You may have heard the old story about two beasts fighting within us, and the one that wins is the one we’ve been feeding.  In a spirit of playful nonviolence, I’d like to adapt it to two sled dogs pulling in different directions.  Imagine them miniaturized, living inside our brains, pulling us along the tracks we’ve worn in our neural circuitry as we’ve repeated various thoughts and behaviors.  For instance, there’s the hit-the-snooze-button track and the get-out-of-bed-now track, one dog pulling each way.

If only the snooze button were the worst thing we had to worry about.  Other tracks that are a part of human nature are listed in the letter to the Ephesians:  false and destructive talk, anger that’s allowed to take root, bitterness… This past week has reminded us starkly of the violence to which these tracks can lead, as a person or group becomes dehumanized and seen only as a threat to be eliminated.
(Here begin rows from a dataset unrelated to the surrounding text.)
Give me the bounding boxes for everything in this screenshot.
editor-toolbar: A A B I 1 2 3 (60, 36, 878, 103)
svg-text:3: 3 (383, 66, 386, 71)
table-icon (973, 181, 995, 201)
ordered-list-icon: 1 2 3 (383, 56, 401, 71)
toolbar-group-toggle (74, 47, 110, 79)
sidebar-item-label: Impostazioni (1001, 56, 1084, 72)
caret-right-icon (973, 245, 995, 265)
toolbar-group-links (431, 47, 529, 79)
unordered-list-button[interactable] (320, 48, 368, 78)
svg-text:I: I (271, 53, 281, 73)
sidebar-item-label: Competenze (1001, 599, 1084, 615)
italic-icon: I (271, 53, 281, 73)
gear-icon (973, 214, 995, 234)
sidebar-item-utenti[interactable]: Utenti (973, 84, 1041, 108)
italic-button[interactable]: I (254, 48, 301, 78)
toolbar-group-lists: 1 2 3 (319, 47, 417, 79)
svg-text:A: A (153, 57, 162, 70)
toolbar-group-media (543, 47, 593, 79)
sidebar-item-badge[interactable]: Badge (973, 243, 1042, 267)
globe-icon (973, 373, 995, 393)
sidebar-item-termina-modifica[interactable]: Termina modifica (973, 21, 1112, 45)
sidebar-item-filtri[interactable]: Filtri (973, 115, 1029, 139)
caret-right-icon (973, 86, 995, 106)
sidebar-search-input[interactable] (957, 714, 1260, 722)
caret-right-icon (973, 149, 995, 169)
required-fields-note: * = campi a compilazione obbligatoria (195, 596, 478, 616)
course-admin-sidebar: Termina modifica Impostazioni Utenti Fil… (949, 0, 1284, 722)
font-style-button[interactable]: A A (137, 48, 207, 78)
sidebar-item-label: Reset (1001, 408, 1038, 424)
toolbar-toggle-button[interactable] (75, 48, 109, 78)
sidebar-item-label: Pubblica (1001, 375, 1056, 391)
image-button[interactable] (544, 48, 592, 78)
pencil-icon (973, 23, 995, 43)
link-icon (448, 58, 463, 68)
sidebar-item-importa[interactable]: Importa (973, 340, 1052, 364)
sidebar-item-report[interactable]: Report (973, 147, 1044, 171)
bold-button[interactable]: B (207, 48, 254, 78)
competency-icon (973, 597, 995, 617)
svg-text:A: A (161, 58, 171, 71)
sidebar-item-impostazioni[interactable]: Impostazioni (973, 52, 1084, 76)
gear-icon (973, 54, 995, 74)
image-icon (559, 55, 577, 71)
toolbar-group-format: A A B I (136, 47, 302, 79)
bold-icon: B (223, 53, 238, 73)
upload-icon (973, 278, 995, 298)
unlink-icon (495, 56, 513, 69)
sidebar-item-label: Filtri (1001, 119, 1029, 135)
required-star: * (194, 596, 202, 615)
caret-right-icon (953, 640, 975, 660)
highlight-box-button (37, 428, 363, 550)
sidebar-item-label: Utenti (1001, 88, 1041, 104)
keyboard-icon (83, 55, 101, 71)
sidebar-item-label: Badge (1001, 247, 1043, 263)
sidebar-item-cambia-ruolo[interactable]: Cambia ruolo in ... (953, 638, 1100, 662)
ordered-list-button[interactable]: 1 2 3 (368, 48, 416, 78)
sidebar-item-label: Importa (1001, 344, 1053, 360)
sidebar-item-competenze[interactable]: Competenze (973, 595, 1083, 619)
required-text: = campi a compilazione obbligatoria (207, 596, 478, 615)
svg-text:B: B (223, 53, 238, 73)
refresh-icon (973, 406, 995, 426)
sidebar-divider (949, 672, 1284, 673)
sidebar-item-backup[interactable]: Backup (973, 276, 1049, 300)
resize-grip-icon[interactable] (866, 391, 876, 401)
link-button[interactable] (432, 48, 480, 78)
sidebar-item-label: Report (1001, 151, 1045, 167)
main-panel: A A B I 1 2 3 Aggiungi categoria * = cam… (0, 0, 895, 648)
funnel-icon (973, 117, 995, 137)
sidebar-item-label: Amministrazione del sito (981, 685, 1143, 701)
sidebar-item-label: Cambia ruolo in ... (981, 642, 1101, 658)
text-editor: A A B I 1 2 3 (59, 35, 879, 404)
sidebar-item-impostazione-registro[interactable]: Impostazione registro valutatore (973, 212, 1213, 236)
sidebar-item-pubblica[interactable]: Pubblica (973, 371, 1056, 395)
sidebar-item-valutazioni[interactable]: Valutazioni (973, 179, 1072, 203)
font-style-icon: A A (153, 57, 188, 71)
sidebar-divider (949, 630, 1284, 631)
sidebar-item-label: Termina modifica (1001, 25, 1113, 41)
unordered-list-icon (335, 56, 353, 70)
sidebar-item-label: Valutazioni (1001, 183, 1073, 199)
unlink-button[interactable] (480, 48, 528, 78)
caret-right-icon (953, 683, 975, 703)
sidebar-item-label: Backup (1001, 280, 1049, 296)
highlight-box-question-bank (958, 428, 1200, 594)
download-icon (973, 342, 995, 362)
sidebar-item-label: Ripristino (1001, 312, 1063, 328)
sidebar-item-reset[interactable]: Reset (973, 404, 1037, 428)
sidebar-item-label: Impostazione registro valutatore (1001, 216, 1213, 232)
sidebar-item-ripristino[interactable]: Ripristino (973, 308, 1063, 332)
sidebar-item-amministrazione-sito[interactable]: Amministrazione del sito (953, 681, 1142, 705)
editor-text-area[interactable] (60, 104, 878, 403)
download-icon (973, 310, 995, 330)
It sounds easy in the abstract to choose the kinder tracks—being tenderhearted, forgiving one another, sharing and giving ourselves with love.  Of course, if it were always easy the world would be a very different place.

It’s worth taking a moment to notice how we ourselves get seduced by anger, destructive talk, bitterness and the rest.  I become so sure sometimes that I’m right and someone else is wrong, and I work up so much adrenaline around it, I should have a T-shirt: “It’s not drama if it’s mine.”

Do I know that no lifetime series of experiences could drive me to do what Wade Michael Page did? …  Do I know, then, that I can always forgive, as the Ephesians are asked to?  How can I know that, when I’m quick to swear even at the slow driver in front of me when I’m running late?

So what do I do, when I catch myself swearing at the slow driver?  The answer isn’t so much something I do in that moment as something I do over time.  I feed the other dog.  Gradually, over a period of years, that dog has grown big enough to take over sooner and more consistently.  I start to swear at the slow driver; I remember the painful interactions to which indulging that side of myself has led in the past; I let the angry thought go and hop onto the other track, maybe singing a song I’ve learned here to keep me on that track.  Such songs are part of what I feed the other dog.

Which brings us full circle to what we’re here for today.  Like Elijah, we—and the wise sled dog within us—need to eat so the journey is not too much for us.  We are here to feed on the bread of life, the love of God in word and sacrament and community.  May we go in the strength of that food to the next place God has in mind for us.